Barcelone, de nos jours. Plus exactement : LA journée où tout dérape.

Soudain trop tard raconte en détail la journée de deux frères très borderline dans un quartier populaire de la ville. Dans un bar à l’aube, Epi défonce le crâne de son ami Tanveer à coups de marteau sous les yeux d’Àlex. Le premier s’enfuit et le second passe les heures qui suivent à tout mettre en œuvre pour comprendre son geste et le protéger.

Avec une structure non-linéaire faite de flash-backs et de passages subjectifs pour chaque protagoniste, Carlos Zanon nous offre un roman noir et désespéré.

Soudain trop tard prend donc tout naturellement sa place dans la collection Fictions d’Asphalte qui comprend aujourd’hui une quinzaine de titres. On trouve au sein de cette collection une cohérence rare : du roman noir ayant la ville pour cadre (où qu’elle soit située dans le monde) et pour sujets les humains qui s’y débattent, tentent de ne pas s’y noyer mais le plus souvent échouent.

Après Cinacittà de Tommaso Pincio, Golgotha de Leonardo Oyola et Chat sauvage en chute libre de Mudrooroo, Asphalte nous plombe à nouveau joliment le moral avec un Soudain trop tard violent, âpre et sans concessions. Heureusement que le lumineux premier roman de Dustin Long, Icelander, nous offre un répit… Bref, plus qu’un livre, c’est un éditeur à découvrir de toute urgence.

 

[... et Charybde 1 est carrément d'accord !]

Les Saisons

Quarante mois d’automne. Un hiver aussi long. Pas de printemps. Encore moins d’été.

Et un auteur perdu qui lutte pour écrire l’histoire de sa vie.

 

Pour moi, l’histoire de ce livre débute à la terrasse d’un café de la place Daumesnil.

Et que font deux libraires à la terrasse d’un café ? Ils parlent boutique et livres bien sûr.

Surtout de livres.

Et quand, j’avoue ne pas connaître Les Saisons de Maurice Pons, Jérôme[1] se lève, paye les cafés, m’entraîne jusqu’à sa librairie, fonce vers un rayon et me tend un Christian Bourgois à la couverture lumineuse. « Lis moi ça, c’est culte ! Tu m’en diras des nouvelles. »

Des nouvelles, Jérôme, en voilà : merci du cadeau.

Les Saisons, c’est un village perdu dans une contrée hostile où Siméon débarque un jour qui n’a rien de beau.

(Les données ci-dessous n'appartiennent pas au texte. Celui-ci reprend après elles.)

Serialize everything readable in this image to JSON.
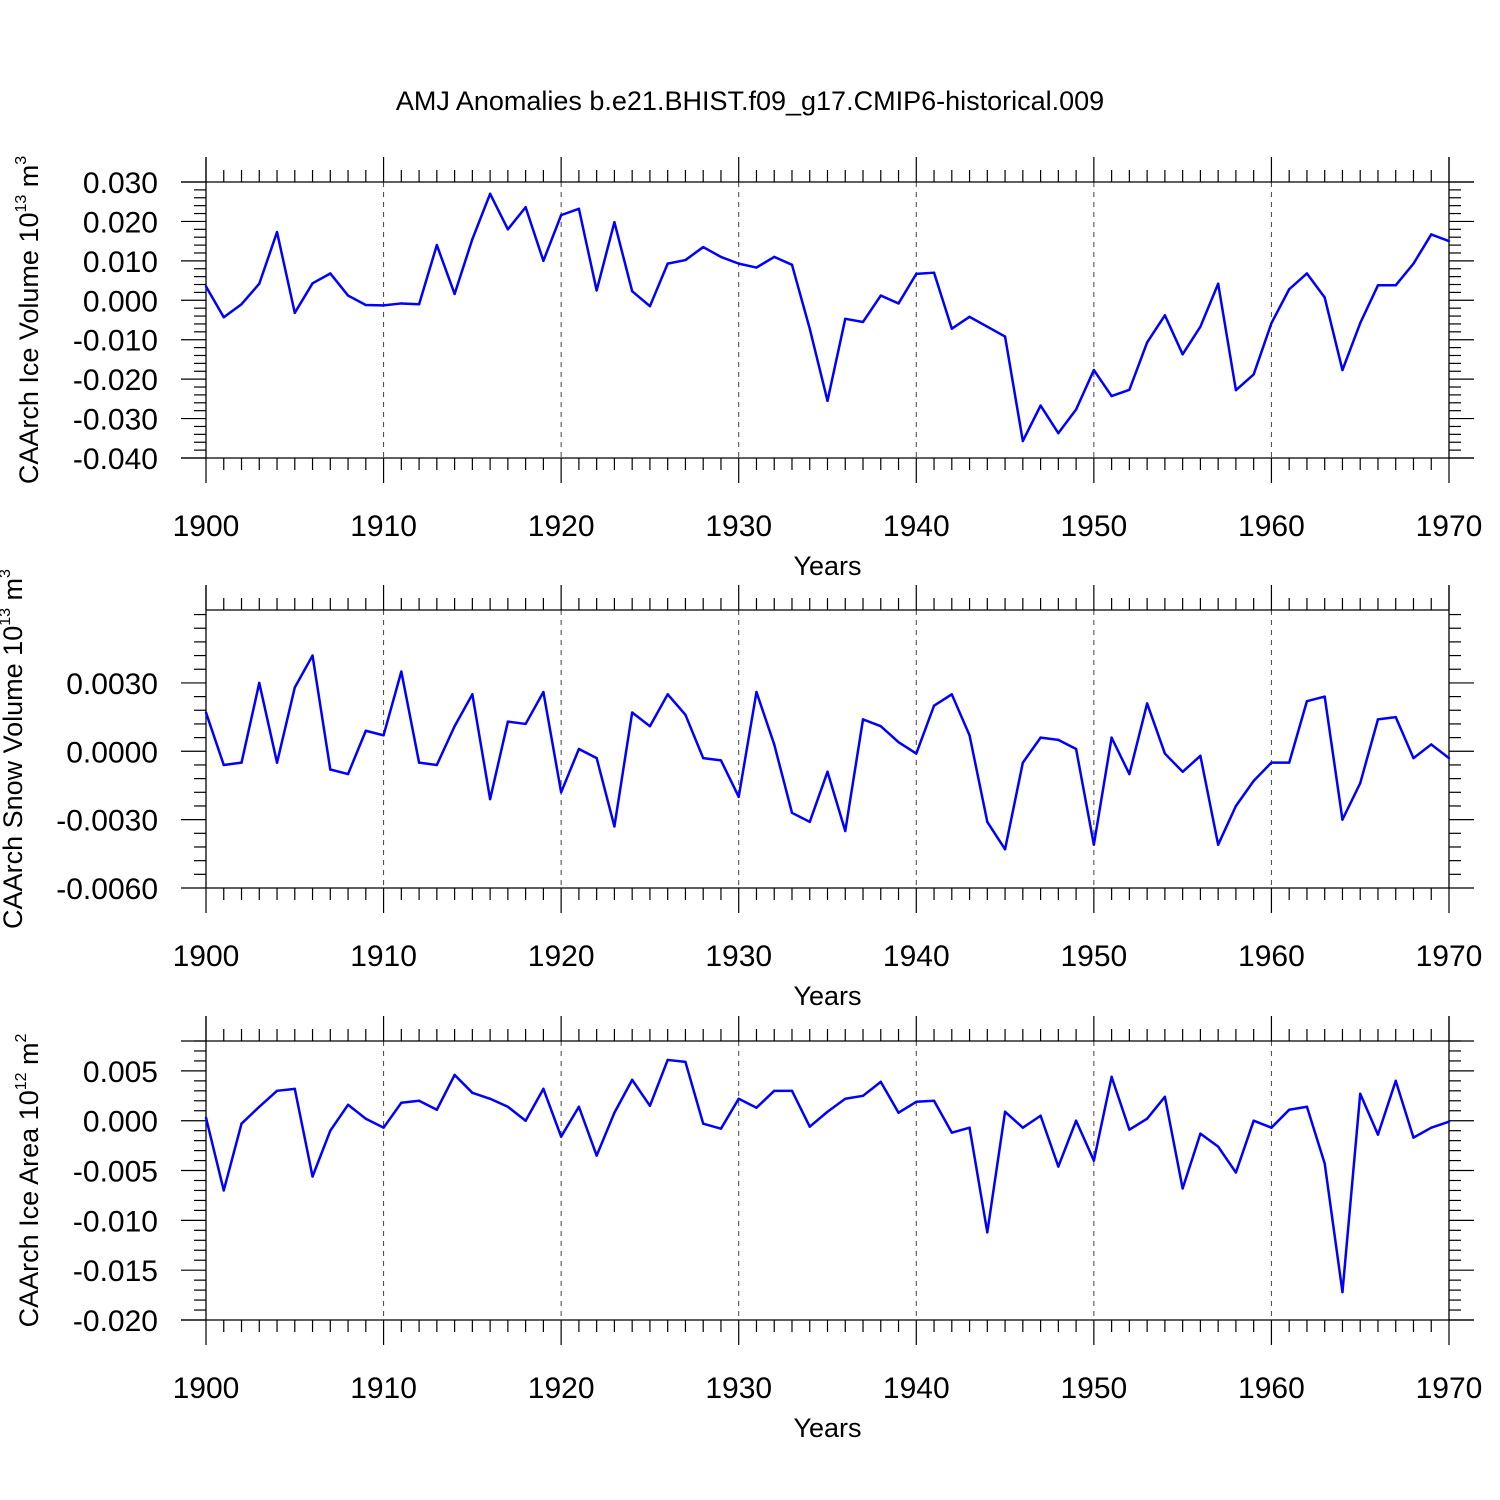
{
  "title": "AMJ Anomalies b.e21.BHIST.f09_g17.CMIP6-historical.009",
  "chart_data": [
    {
      "type": "line",
      "ylabel": "CAArch Ice Volume 10",
      "ylabel_exp": "13",
      "ylabel_unit": " m",
      "ylabel_unit_exp": "3",
      "xlabel": "Years",
      "xlim": [
        1900,
        1970
      ],
      "ylim": [
        -0.04,
        0.03
      ],
      "xticks": [
        1900,
        1910,
        1920,
        1930,
        1940,
        1950,
        1960,
        1970
      ],
      "yticks": [
        -0.04,
        -0.03,
        -0.02,
        -0.01,
        0.0,
        0.01,
        0.02,
        0.03
      ],
      "ytick_labels": [
        "-0.040",
        "-0.030",
        "-0.020",
        "-0.010",
        "0.000",
        "0.010",
        "0.020",
        "0.030"
      ],
      "ytop_line": 0.03,
      "grid": "vertical dashed at decades",
      "line_color": "#0000ff",
      "x_start": 1900,
      "values": [
        0.0035,
        -0.0043,
        -0.001,
        0.0042,
        0.0173,
        -0.0032,
        0.0043,
        0.0068,
        0.0012,
        -0.0012,
        -0.0013,
        -0.0008,
        -0.001,
        0.014,
        0.0016,
        0.0155,
        0.027,
        0.018,
        0.0236,
        0.01,
        0.0216,
        0.0232,
        0.0025,
        0.0198,
        0.0023,
        -0.0015,
        0.0093,
        0.0102,
        0.0135,
        0.011,
        0.0093,
        0.0083,
        0.011,
        0.009,
        -0.0072,
        -0.0255,
        -0.0047,
        -0.0055,
        0.0012,
        -0.0008,
        0.0067,
        0.007,
        -0.0072,
        -0.0042,
        -0.0067,
        -0.0092,
        -0.0357,
        -0.0267,
        -0.0337,
        -0.0277,
        -0.0177,
        -0.0243,
        -0.0227,
        -0.0107,
        -0.0038,
        -0.0137,
        -0.0067,
        0.0042,
        -0.0228,
        -0.0188,
        -0.0058,
        0.0028,
        0.0068,
        0.0007,
        -0.0177,
        -0.0058,
        0.0038,
        0.0038,
        0.0093,
        0.0167,
        0.015
      ]
    },
    {
      "type": "line",
      "ylabel": "CAArch Snow Volume 10",
      "ylabel_exp": "13",
      "ylabel_unit": " m",
      "ylabel_unit_exp": "3",
      "xlabel": "Years",
      "xlim": [
        1900,
        1970
      ],
      "ylim": [
        -0.006,
        0.0062
      ],
      "xticks": [
        1900,
        1910,
        1920,
        1930,
        1940,
        1950,
        1960,
        1970
      ],
      "yticks": [
        -0.006,
        -0.003,
        0.0,
        0.003
      ],
      "ytick_labels": [
        "-0.0060",
        "-0.0030",
        "0.0000",
        "0.0030"
      ],
      "ytop_line": 0.0062,
      "grid": "vertical dashed at decades",
      "line_color": "#0000ff",
      "x_start": 1900,
      "values": [
        0.0017,
        -0.0006,
        -0.0005,
        0.003,
        -0.0005,
        0.0028,
        0.0042,
        -0.0008,
        -0.001,
        0.0009,
        0.0007,
        0.0035,
        -0.0005,
        -0.0006,
        0.0011,
        0.0025,
        -0.0021,
        0.0013,
        0.0012,
        0.0026,
        -0.0018,
        0.0001,
        -0.0003,
        -0.0033,
        0.0017,
        0.0011,
        0.0025,
        0.0016,
        -0.0003,
        -0.0004,
        -0.002,
        0.0026,
        0.0003,
        -0.0027,
        -0.0031,
        -0.0009,
        -0.0035,
        0.0014,
        0.0011,
        0.0004,
        -0.0001,
        0.002,
        0.0025,
        0.0007,
        -0.0031,
        -0.0043,
        -0.0005,
        0.0006,
        0.0005,
        0.0001,
        -0.0041,
        0.0006,
        -0.001,
        0.0021,
        -0.0001,
        -0.0009,
        -0.0002,
        -0.0041,
        -0.0024,
        -0.0013,
        -0.0005,
        -0.0005,
        0.0022,
        0.0024,
        -0.003,
        -0.0014,
        0.0014,
        0.0015,
        -0.0003,
        0.0003,
        -0.0003
      ]
    },
    {
      "type": "line",
      "ylabel": "CAArch Ice Area 10",
      "ylabel_exp": "12",
      "ylabel_unit": " m",
      "ylabel_unit_exp": "2",
      "xlabel": "Years",
      "xlim": [
        1900,
        1970
      ],
      "ylim": [
        -0.02,
        0.008
      ],
      "xticks": [
        1900,
        1910,
        1920,
        1930,
        1940,
        1950,
        1960,
        1970
      ],
      "yticks": [
        -0.02,
        -0.015,
        -0.01,
        -0.005,
        0.0,
        0.005
      ],
      "ytick_labels": [
        "-0.020",
        "-0.015",
        "-0.010",
        "-0.005",
        "0.000",
        "0.005"
      ],
      "ytop_line": 0.008,
      "grid": "vertical dashed at decades",
      "line_color": "#0000ff",
      "x_start": 1900,
      "values": [
        0.0003,
        -0.007,
        -0.0003,
        0.0014,
        0.003,
        0.0032,
        -0.0056,
        -0.001,
        0.0016,
        0.0002,
        -0.0007,
        0.0018,
        0.002,
        0.0011,
        0.0046,
        0.0028,
        0.0022,
        0.0014,
        0.0,
        0.0032,
        -0.0016,
        0.0014,
        -0.0035,
        0.0008,
        0.0041,
        0.0015,
        0.0061,
        0.0059,
        -0.0003,
        -0.0008,
        0.0022,
        0.0013,
        0.003,
        0.003,
        -0.0006,
        0.0009,
        0.0022,
        0.0025,
        0.0039,
        0.0008,
        0.0019,
        0.002,
        -0.0012,
        -0.0007,
        -0.0112,
        0.0009,
        -0.0007,
        0.0005,
        -0.0046,
        0.0,
        -0.004,
        0.0044,
        -0.0009,
        0.0002,
        0.0024,
        -0.0068,
        -0.0013,
        -0.0026,
        -0.0052,
        0.0,
        -0.0007,
        0.0011,
        0.0014,
        -0.0043,
        -0.0172,
        0.0027,
        -0.0014,
        0.004,
        -0.0017,
        -0.0007,
        -0.0001
      ]
    }
  ]
}
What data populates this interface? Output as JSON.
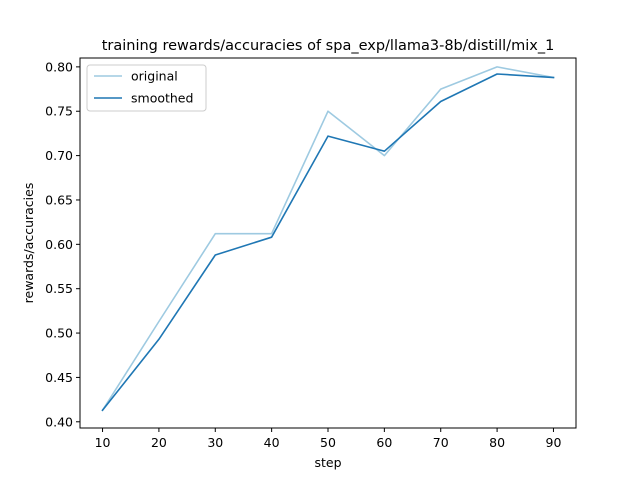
{
  "chart_data": {
    "type": "line",
    "title": "training rewards/accuracies of spa_exp/llama3-8b/distill/mix_1",
    "xlabel": "step",
    "ylabel": "rewards/accuracies",
    "x": [
      10,
      20,
      30,
      40,
      50,
      60,
      70,
      80,
      90
    ],
    "xticks": [
      "10",
      "20",
      "30",
      "40",
      "50",
      "60",
      "70",
      "80",
      "90"
    ],
    "yticks": [
      "0.40",
      "0.45",
      "0.50",
      "0.55",
      "0.60",
      "0.65",
      "0.70",
      "0.75",
      "0.80"
    ],
    "xlim": [
      6,
      94
    ],
    "ylim": [
      0.393,
      0.81
    ],
    "grid": false,
    "legend_position": "top-left",
    "series": [
      {
        "name": "original",
        "color": "#9ecae1",
        "values": [
          0.413,
          0.513,
          0.612,
          0.612,
          0.75,
          0.7,
          0.775,
          0.8,
          0.788
        ]
      },
      {
        "name": "smoothed",
        "color": "#1f77b4",
        "values": [
          0.413,
          0.493,
          0.588,
          0.608,
          0.722,
          0.705,
          0.761,
          0.792,
          0.788
        ]
      }
    ]
  }
}
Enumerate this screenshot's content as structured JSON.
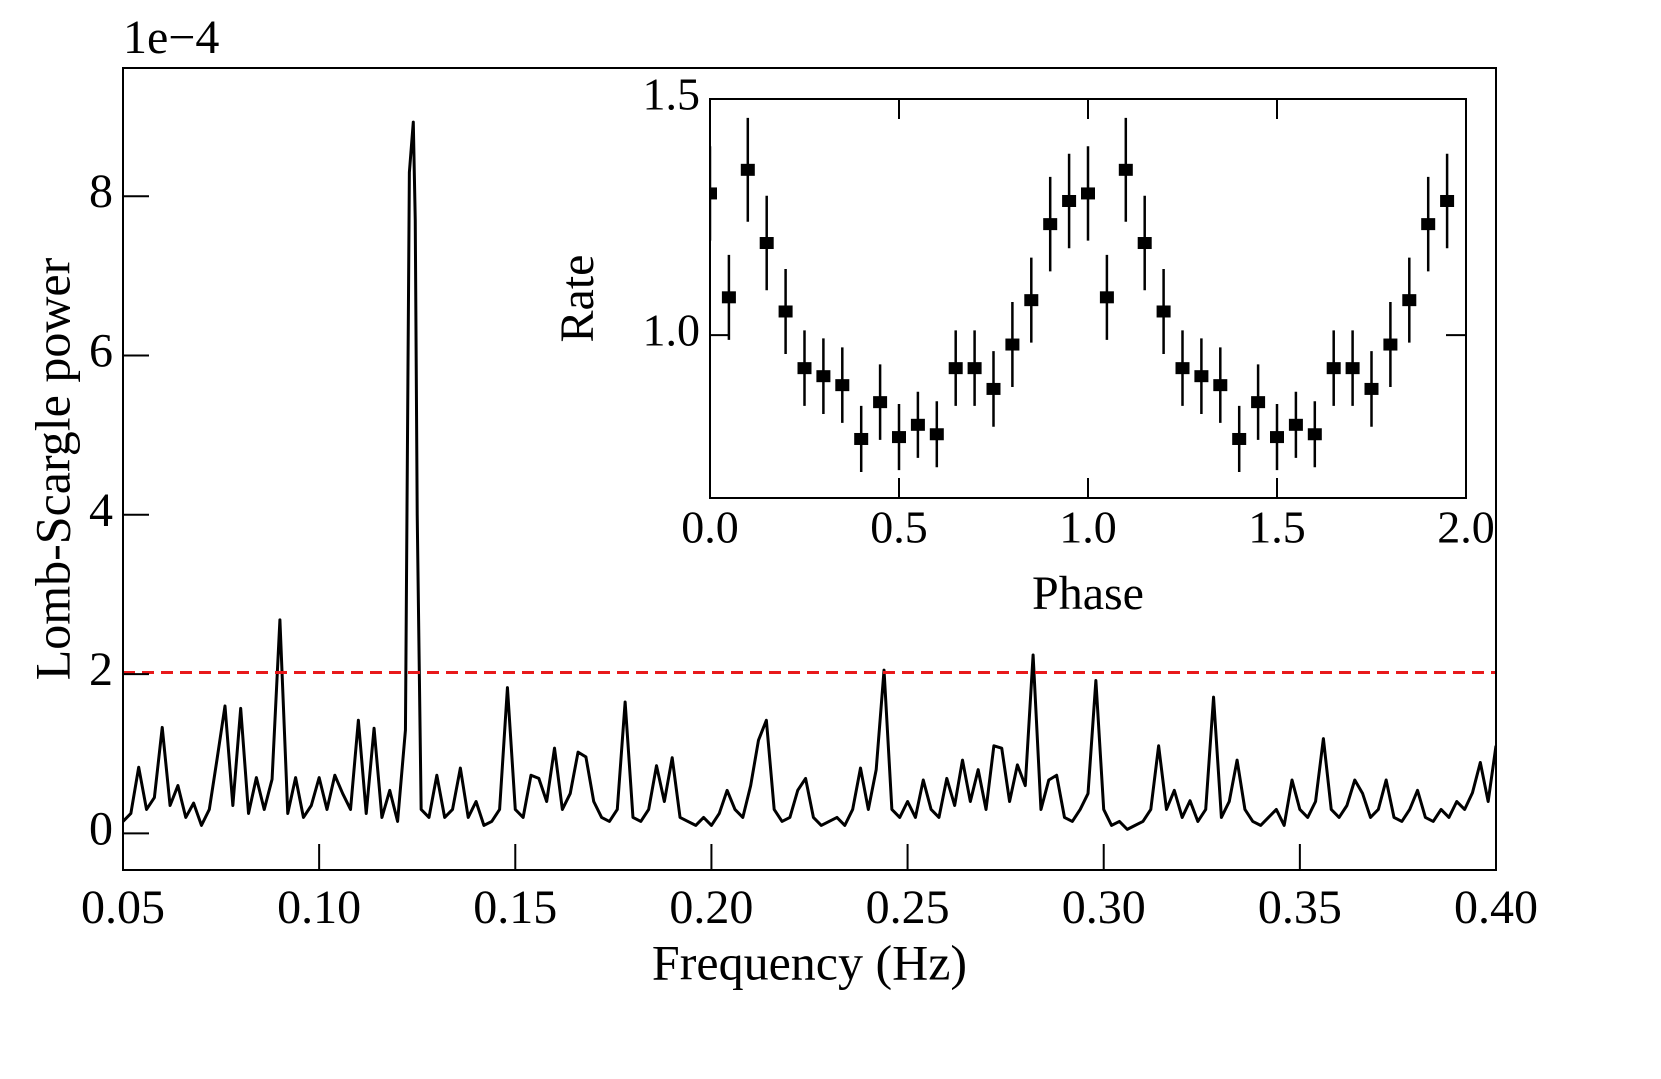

Les pluies d’automne durent plusieurs années et le froid qui suit peut geler les habitants à l’intérieur même de leurs taudis. Fuyant un désert où il vivait captif et où il a vu sa sœur torturée, violée puis mourir, il trouve un bien pauvre asile parmi ces habitants.

« Il ne voulait que s’enfuir au plus vite, comme il s’était toujours enfui ; il voulait seulement survivre, comme il avait toujours survécu. »

Son seul autre désir, c’est écrire.

Pour toute richesse, il possède quelques rames d’un papier précieux et une poignée de crayons. Mais il lui faudra d’abord être accepté par les villageois. Ensuite, une fois sa sécurité assurée, se mettre à l’ouvrage : écrire sa sœur, leurs vies, et cette séparation cruelle, injuste.

Mais Siméon se retrouve prisonnier de ces saisons, tente en vain de se raconter mais échoue. Les terribles mois d’hiver succèdent aux longs mois d’automne. Malgré l’abri trouvé, une blessure s’aggrave. Son pied rongé par la gangrène doit être amputé d’un orteil. Le temps passe et Siméon n’arrive toujours pas se mettre à l’ouvrage. L’œuvre reste dans les limbes.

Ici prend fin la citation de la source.